Un garde du corps de l'opposition azerbaïdjanaise affirme que l'affaire des coups de couteau est un piège policier
- IHR
- 1 juin
- 2 min de lecture

Un militant de l'opposition azerbaïdjanaise jugé pour agression au couteau a accusé la police d'avoir orchestré un piège après que les agents soient arrivés immédiatement sur les lieux de l'incident présumé.

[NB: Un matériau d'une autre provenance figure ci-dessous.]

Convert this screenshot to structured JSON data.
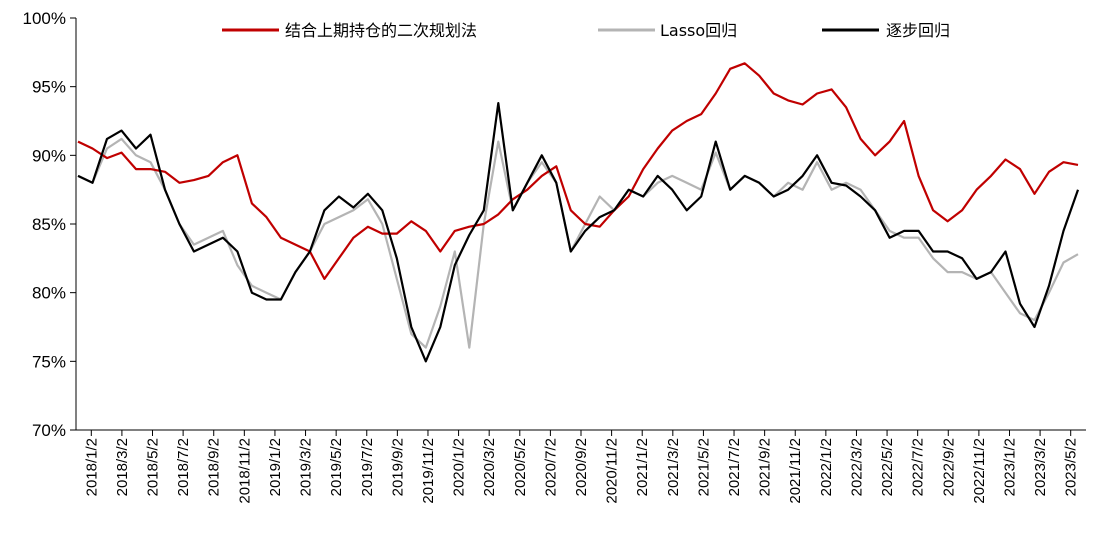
{
  "chart_data": {
    "type": "line",
    "title": "",
    "xlabel": "",
    "ylabel": "",
    "ylim": [
      0.7,
      1.0
    ],
    "y_ticks": [
      "100%",
      "95%",
      "90%",
      "85%",
      "80%",
      "75%",
      "70%"
    ],
    "y_tick_values": [
      1.0,
      0.95,
      0.9,
      0.85,
      0.8,
      0.75,
      0.7
    ],
    "x_ticks": [
      "2018/1/2",
      "2018/3/2",
      "2018/5/2",
      "2018/7/2",
      "2018/9/2",
      "2018/11/2",
      "2019/1/2",
      "2019/3/2",
      "2019/5/2",
      "2019/7/2",
      "2019/9/2",
      "2019/11/2",
      "2020/1/2",
      "2020/3/2",
      "2020/5/2",
      "2020/7/2",
      "2020/9/2",
      "2020/11/2",
      "2021/1/2",
      "2021/3/2",
      "2021/5/2",
      "2021/7/2",
      "2021/9/2",
      "2021/11/2",
      "2022/1/2",
      "2022/3/2",
      "2022/5/2",
      "2022/7/2",
      "2022/9/2",
      "2022/11/2",
      "2023/1/2",
      "2023/3/2",
      "2023/5/2"
    ],
    "grid": false,
    "legend_position": "top",
    "x": [
      0,
      1,
      2,
      3,
      4,
      5,
      6,
      7,
      8,
      9,
      10,
      11,
      12,
      13,
      14,
      15,
      16,
      17,
      18,
      19,
      20,
      21,
      22,
      23,
      24,
      25,
      26,
      27,
      28,
      29,
      30,
      31,
      32,
      33,
      34,
      35,
      36,
      37,
      38,
      39,
      40,
      41,
      42,
      43,
      44,
      45,
      46,
      47,
      48,
      49,
      50,
      51,
      52,
      53,
      54,
      55,
      56,
      57,
      58,
      59,
      60,
      61,
      62,
      63,
      64,
      65,
      66,
      67,
      68,
      69
    ],
    "series": [
      {
        "name": "结合上期持仓的二次规划法",
        "color": "#c00000",
        "values": [
          0.91,
          0.905,
          0.898,
          0.902,
          0.89,
          0.89,
          0.888,
          0.88,
          0.882,
          0.885,
          0.895,
          0.9,
          0.865,
          0.855,
          0.84,
          0.835,
          0.83,
          0.81,
          0.825,
          0.84,
          0.848,
          0.843,
          0.843,
          0.852,
          0.845,
          0.83,
          0.845,
          0.848,
          0.85,
          0.857,
          0.868,
          0.875,
          0.885,
          0.892,
          0.86,
          0.85,
          0.848,
          0.86,
          0.87,
          0.89,
          0.905,
          0.918,
          0.925,
          0.93,
          0.945,
          0.963,
          0.967,
          0.958,
          0.945,
          0.94,
          0.937,
          0.945,
          0.948,
          0.935,
          0.912,
          0.9,
          0.91,
          0.925,
          0.885,
          0.86,
          0.852,
          0.86,
          0.875,
          0.885,
          0.897,
          0.89,
          0.872,
          0.888,
          0.895,
          0.893
        ]
      },
      {
        "name": "Lasso回归",
        "color": "#b4b4b4",
        "values": [
          0.885,
          0.88,
          0.905,
          0.912,
          0.9,
          0.895,
          0.875,
          0.85,
          0.835,
          0.84,
          0.845,
          0.82,
          0.805,
          0.8,
          0.795,
          0.815,
          0.83,
          0.85,
          0.855,
          0.86,
          0.868,
          0.85,
          0.81,
          0.77,
          0.76,
          0.79,
          0.83,
          0.76,
          0.85,
          0.91,
          0.86,
          0.88,
          0.895,
          0.88,
          0.83,
          0.85,
          0.87,
          0.86,
          0.875,
          0.87,
          0.88,
          0.885,
          0.88,
          0.875,
          0.902,
          0.875,
          0.885,
          0.88,
          0.87,
          0.88,
          0.875,
          0.895,
          0.875,
          0.88,
          0.875,
          0.86,
          0.845,
          0.84,
          0.84,
          0.825,
          0.815,
          0.815,
          0.81,
          0.815,
          0.8,
          0.785,
          0.78,
          0.8,
          0.822,
          0.828
        ]
      },
      {
        "name": "逐步回归",
        "color": "#000000",
        "values": [
          0.885,
          0.88,
          0.912,
          0.918,
          0.905,
          0.915,
          0.875,
          0.85,
          0.83,
          0.835,
          0.84,
          0.83,
          0.8,
          0.795,
          0.795,
          0.815,
          0.83,
          0.86,
          0.87,
          0.862,
          0.872,
          0.86,
          0.825,
          0.775,
          0.75,
          0.775,
          0.82,
          0.842,
          0.86,
          0.938,
          0.86,
          0.88,
          0.9,
          0.88,
          0.83,
          0.845,
          0.855,
          0.86,
          0.875,
          0.87,
          0.885,
          0.875,
          0.86,
          0.87,
          0.91,
          0.875,
          0.885,
          0.88,
          0.87,
          0.875,
          0.885,
          0.9,
          0.88,
          0.878,
          0.87,
          0.86,
          0.84,
          0.845,
          0.845,
          0.83,
          0.83,
          0.825,
          0.81,
          0.815,
          0.83,
          0.792,
          0.775,
          0.805,
          0.845,
          0.875
        ]
      }
    ]
  }
}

Kenan Zeynalov, garde du corps bénévole du chef de l'opposition Ali Kerimli, nie avoir poignardé Anar Rahimov à Bakou, la capitale, en mars de l'année dernière.
Lundi, lors d'une audience au tribunal, l'avocat de la défense de M. Zeynalov a demandé les relevés de téléphone portable de la victime afin de déterminer qui elle avait contacté le jour de l'incident.
Nous pensons qu'il s'agissait d'un plan préétabli", a déclaré l'avocat de la défense Nazim Musayev au tribunal chargé des crimes graves de Bakou. « Comment la police est-elle arrivée immédiatement après que cela se soit produit ?
Le tribunal a rejeté les demandes de la défense.
M. Zeynalov, membre du parti d'opposition Front populaire d'Azerbaïdjan (AXCP), a été arrêté le 21 mars 2025.
Il fait face à des accusations de hooliganisme et de coups et blessures graves, passibles d'une peine d'emprisonnement maximale de 11 ans.
L'accusation allègue que M. Zeynalov a poignardé M. Rahimov lors d'une dispute de rue avant d'être arrêté par la police.
Cependant, M. Zeynalov a déclaré au tribunal qu'il n'avait poignardé personne. Il a déclaré que l'homme s'est approché de lui dans la rue, a crié, est tombé au sol et que des policiers sont immédiatement apparus sur les lieux.
La défense a également souligné que si la victime affirmait avoir été poignardée à deux ou trois reprises, un rapport médical officiel n'identifiait qu'une seule blessure.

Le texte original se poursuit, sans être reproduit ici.